那個字,像一柄燒紅的烙鐵,狠狠地燙在了他的眼球上。
李掌櫃......是自己火頭軍時的老兄弟,那個總說等仗打完了就回家抱孫子的獨臂老李。
三十七名夥計......有從饕餮衛裡退下來的百戰老兵,是曾經跟著他們一起浴血廝殺,最後因為傷殘,才不得不解甲歸田的兄弟!剩下的都是犧牲兄弟的家人!
藍玉,遲來三日......
那張小小的布條,在他手中,被一股他自己都未曾察覺的巨力,捏得咯吱作響。
“怎麼了?”
朱棣察覺到了他的不對勁,那股沖天的殺氣和興奮,瞬間冷卻下來。他湊過頭,看到範統一動不動地站在那裡,像一尊石雕。
“胖子?磨蹭什麼?”
範統沒有回答,只是像個提線木偶一般,僵硬地將手裡的布條遞了過去。
朱棣疑惑地接過,低頭看去。
當他看清布條上那一行血字時,他臉上的表情,也瞬間沉了下來。那雙原本燃燒著戰意的眸子,陡然變得冰冷。
“老李......”
朱棣的牙縫裡,輕輕擠出兩個字。
他也記得那個獨臂老李,那個左臂齊肩而斷,卻依然能用一隻手耍動一口大鐵鍋的悍勇老卒,是他剛從軍時火頭軍的掌勺,跟他一組的還有還幾個退役老卒,都是一起砍人的生死弟兄!
他猛地抬頭,看向範統。
他看到,範統緩緩地,一點一點地抬起了頭。
那張胖臉上,已經沒有任何表情。沒有憤怒,沒有悲傷,什麼都沒有。
他只是抬起頭,再次將目光投向了下方那片已經徹底變成“口袋”的河谷。
他的眼神變了。
就在幾息之前,他看著那些蒙古潰兵,還像是在看一群待宰的肥羊,眼神里充滿了戲謔和掌控一切的得意。
而現在,他看著他們,那目光,就像在看一堆......柴火。
沒有任何生命,沒有任何意義,只是用來燃燒,用來傳遞某種資訊的,冰冷、死寂的燃料。
山谷裡的蒙古人,還在為自己衝進了“安全地帶”而慶幸。他們疲憊地從馬上滑下,瘋狂地湧向河邊,貪婪地喝著水,以為噩夢終於結束了。

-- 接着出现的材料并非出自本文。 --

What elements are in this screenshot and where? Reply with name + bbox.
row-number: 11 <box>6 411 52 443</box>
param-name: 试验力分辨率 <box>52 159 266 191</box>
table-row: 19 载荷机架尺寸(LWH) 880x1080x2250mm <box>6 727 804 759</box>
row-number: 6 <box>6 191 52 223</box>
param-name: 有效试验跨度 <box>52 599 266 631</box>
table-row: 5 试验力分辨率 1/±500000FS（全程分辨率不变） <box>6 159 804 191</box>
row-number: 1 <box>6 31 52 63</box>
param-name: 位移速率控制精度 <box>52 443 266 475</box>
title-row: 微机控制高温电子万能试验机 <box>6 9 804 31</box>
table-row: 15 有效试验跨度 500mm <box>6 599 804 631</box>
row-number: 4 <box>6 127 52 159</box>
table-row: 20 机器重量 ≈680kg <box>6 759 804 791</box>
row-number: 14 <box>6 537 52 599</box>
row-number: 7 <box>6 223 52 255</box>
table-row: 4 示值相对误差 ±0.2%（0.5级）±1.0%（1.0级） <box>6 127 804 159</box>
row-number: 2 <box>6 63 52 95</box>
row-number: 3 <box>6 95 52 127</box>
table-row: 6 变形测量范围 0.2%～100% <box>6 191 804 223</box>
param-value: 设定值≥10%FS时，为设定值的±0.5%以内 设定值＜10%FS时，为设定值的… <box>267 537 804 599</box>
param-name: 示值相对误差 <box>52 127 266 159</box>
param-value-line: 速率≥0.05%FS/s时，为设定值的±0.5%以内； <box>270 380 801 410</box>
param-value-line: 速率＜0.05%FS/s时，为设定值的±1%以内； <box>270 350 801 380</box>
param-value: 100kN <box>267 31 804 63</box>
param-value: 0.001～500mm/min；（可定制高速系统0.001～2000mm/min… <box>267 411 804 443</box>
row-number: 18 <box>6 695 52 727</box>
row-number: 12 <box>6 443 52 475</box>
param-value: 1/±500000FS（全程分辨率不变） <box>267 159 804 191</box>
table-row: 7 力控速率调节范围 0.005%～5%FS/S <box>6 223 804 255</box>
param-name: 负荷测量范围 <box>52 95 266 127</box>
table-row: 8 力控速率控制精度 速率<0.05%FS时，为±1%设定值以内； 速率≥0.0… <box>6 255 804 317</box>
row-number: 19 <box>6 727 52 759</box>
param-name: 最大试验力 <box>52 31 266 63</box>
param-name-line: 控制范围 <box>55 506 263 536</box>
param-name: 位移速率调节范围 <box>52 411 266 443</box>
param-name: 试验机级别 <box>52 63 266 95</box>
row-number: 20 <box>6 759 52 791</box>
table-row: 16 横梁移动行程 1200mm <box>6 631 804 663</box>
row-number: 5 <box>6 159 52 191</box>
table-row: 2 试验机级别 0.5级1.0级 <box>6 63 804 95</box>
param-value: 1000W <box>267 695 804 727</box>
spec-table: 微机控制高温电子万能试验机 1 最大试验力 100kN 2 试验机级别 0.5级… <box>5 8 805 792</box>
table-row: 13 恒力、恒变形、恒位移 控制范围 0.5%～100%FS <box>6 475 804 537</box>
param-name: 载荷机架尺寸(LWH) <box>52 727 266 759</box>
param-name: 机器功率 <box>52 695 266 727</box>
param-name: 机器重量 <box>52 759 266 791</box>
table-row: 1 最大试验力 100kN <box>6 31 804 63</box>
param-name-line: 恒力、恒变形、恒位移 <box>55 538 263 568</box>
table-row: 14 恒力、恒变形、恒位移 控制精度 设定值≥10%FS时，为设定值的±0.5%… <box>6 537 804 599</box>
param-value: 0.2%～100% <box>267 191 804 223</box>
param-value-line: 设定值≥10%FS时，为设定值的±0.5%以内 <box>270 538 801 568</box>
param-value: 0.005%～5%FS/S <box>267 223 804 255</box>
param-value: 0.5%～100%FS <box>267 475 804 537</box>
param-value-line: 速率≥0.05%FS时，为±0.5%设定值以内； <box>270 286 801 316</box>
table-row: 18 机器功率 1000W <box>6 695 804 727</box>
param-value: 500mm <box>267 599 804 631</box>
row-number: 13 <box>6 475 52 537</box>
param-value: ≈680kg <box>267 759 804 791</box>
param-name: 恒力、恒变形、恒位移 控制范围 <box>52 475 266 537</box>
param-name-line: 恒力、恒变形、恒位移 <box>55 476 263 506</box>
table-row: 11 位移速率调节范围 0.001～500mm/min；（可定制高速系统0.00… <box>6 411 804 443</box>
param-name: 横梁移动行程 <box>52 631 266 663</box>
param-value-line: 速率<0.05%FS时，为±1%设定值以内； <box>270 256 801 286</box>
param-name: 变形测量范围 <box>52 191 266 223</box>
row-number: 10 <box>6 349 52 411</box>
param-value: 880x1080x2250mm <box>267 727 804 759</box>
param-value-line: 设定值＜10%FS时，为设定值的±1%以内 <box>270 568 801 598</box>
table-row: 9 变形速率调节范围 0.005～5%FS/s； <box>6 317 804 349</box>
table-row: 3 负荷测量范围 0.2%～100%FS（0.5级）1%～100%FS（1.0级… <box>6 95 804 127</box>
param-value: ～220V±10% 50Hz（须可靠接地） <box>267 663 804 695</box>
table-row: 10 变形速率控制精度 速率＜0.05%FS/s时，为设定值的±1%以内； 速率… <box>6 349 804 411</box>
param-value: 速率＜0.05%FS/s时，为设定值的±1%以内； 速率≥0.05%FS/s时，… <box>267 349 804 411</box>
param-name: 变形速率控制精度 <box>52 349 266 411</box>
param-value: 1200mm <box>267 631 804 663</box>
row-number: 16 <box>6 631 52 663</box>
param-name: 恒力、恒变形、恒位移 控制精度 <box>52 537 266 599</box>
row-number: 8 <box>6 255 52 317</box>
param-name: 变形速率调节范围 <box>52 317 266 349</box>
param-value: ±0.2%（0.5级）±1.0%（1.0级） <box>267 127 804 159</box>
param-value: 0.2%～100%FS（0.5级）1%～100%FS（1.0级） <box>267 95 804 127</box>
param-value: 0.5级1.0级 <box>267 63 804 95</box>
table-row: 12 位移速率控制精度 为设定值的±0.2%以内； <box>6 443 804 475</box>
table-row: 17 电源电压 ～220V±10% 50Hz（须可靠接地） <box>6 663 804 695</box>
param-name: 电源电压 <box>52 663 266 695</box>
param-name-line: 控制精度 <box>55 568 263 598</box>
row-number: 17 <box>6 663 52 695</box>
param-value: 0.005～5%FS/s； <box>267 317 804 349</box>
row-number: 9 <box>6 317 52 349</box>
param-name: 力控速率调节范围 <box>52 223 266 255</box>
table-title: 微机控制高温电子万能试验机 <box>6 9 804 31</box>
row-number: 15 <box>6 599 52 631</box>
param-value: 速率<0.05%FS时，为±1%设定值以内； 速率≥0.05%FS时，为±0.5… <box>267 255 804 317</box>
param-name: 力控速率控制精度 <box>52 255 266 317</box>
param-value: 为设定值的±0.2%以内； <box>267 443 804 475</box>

他們不知道,在山坡之上,有一雙眼睛,已經為他們宣判了比死亡更徹底的結局。
範統將那張沾著兄弟們鮮血的布條,極其小心地,慢慢地摺疊起來,再摺疊起來,最後變成一個很小很小的方塊。
他沒有將它收起來,而是輕輕拉開自己的衣襟,將那個小方塊,貼身放在了自己心臟的位置。
冰冷的布條,隔著一層內襯,貼著溫熱的皮膚。